Any extension class can implement ExtensionModule to receive attach and detach callbacks tied to the gateway configuration lifecycle. This requires the typeset to be installed for global registration; without the typeset, the callbacks are not invoked.
import com.vordel.circuit.filter.devkit.context.ExtensionModule;
import com.vordel.config.ConfigContext;
import com.vordel.es.EntityStoreException;
@ExtensionContext("myext")
public class MyExtension implements ExtensionModule {
@Override
public void attachModule(ConfigContext ctx) throws EntityStoreException {
// Called when the gateway configuration is loaded or redeployed.
// Safe to access the Entity Store here.
// Initialize connection pools, start background threads, etc.
}
@Override
public void detachModule() {
// Called before shutdown, restart, or redeployment.
// Release all resources acquired in attachModule().
}
}attachModule receives the ConfigContext, which provides access to the Entity Store. Use it to read configuration that your extension needs at startup. detachModule is always called before a new attachModule, so resources from the previous deployment are guaranteed to be released before a redeployment is applied.
Loading order across multiple extension modules is controlled with @Priority — lower value means higher priority (configured earlier). The Dynamic Compiler uses @Priority(Integer.MAX_VALUE) to ensure it is configured last, after all static extensions are already loaded.
When your extension depends on a library that conflicts with a version already loaded by the API Gateway, the @ExtensionLibraries annotation activates a private child-first class loader for the annotated class.
graph TB
subgraph Default
GWL[API Gateway ClassLoader]
YC[YourExtension]
LV2[your-lib-v2]
LV1[gateway-lib-v1]
GWL --> YC
GWL --> LV2
GWL --> LV1
LV2 -.->|version conflict| LV1
end
subgraph Isolated
GWL2[API Gateway ClassLoader parent]
CL[Private ClassLoader child-first]
SI[SharedInterface loaded by parent]
YC2[YourExtension loaded by child]
IL[your-lib-v2 isolated in child]
GWL2 --> SI
CL --> YC2
CL --> IL
CL -->|delegates shared types| GWL2
YC2 -->|implements| SI
end
@ExtensionInstance(MyInterface.class)
@ExtensionLibraries("${environment.VDISTDIR}/ext/mylib")
public class MyExtensionImpl implements MyInterface, ExtensionModule {
// Uses classes from mylib freely.
}The value of @ExtensionLibraries supports JUEL selector syntax and can point to a directory or a specific JAR. Multiple paths can be provided as an array.

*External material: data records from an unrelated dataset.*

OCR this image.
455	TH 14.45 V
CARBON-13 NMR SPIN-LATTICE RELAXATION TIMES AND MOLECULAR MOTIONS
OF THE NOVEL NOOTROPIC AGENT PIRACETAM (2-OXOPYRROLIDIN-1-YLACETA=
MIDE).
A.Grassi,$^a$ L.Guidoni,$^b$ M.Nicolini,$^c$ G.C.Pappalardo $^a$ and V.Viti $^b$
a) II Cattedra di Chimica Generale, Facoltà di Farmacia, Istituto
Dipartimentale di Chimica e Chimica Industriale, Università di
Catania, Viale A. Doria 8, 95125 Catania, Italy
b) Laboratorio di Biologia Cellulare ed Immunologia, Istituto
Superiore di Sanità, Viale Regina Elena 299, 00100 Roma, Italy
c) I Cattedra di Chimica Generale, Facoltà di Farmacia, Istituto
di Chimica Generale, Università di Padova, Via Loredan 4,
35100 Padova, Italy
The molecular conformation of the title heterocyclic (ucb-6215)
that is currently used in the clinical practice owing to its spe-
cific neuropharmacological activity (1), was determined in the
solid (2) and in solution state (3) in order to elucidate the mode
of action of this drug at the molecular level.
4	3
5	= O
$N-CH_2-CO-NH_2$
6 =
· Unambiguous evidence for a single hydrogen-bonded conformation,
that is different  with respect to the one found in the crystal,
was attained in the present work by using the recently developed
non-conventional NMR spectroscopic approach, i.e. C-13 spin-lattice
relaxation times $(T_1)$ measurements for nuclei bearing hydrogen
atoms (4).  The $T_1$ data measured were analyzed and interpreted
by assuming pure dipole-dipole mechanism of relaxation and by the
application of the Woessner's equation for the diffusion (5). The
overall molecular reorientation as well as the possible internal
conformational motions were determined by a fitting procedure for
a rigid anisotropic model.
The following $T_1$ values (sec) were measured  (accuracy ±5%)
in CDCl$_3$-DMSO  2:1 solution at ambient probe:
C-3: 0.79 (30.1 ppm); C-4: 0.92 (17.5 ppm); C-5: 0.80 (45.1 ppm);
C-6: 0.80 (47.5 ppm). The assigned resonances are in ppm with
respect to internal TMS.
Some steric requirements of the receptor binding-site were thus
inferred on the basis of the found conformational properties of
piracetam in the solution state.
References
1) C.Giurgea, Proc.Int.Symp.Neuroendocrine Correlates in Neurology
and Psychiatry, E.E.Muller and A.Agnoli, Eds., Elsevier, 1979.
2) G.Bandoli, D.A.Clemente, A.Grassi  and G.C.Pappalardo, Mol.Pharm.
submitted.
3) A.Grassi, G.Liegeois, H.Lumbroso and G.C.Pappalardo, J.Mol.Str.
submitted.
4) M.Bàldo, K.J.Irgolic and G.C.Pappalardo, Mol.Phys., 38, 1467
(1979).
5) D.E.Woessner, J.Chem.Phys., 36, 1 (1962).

Only the annotated class itself is loaded in the private class loader by default. For inner or anonymous classes, use one of:
- Single class — implement everything inline with no inner or anonymous classes.
- Explicit class list — add binary names to the
classesattribute of@ExtensionLibraries. - @ExtensionLink — annotate each additional class with
@ExtensionLink(YourExtension.class).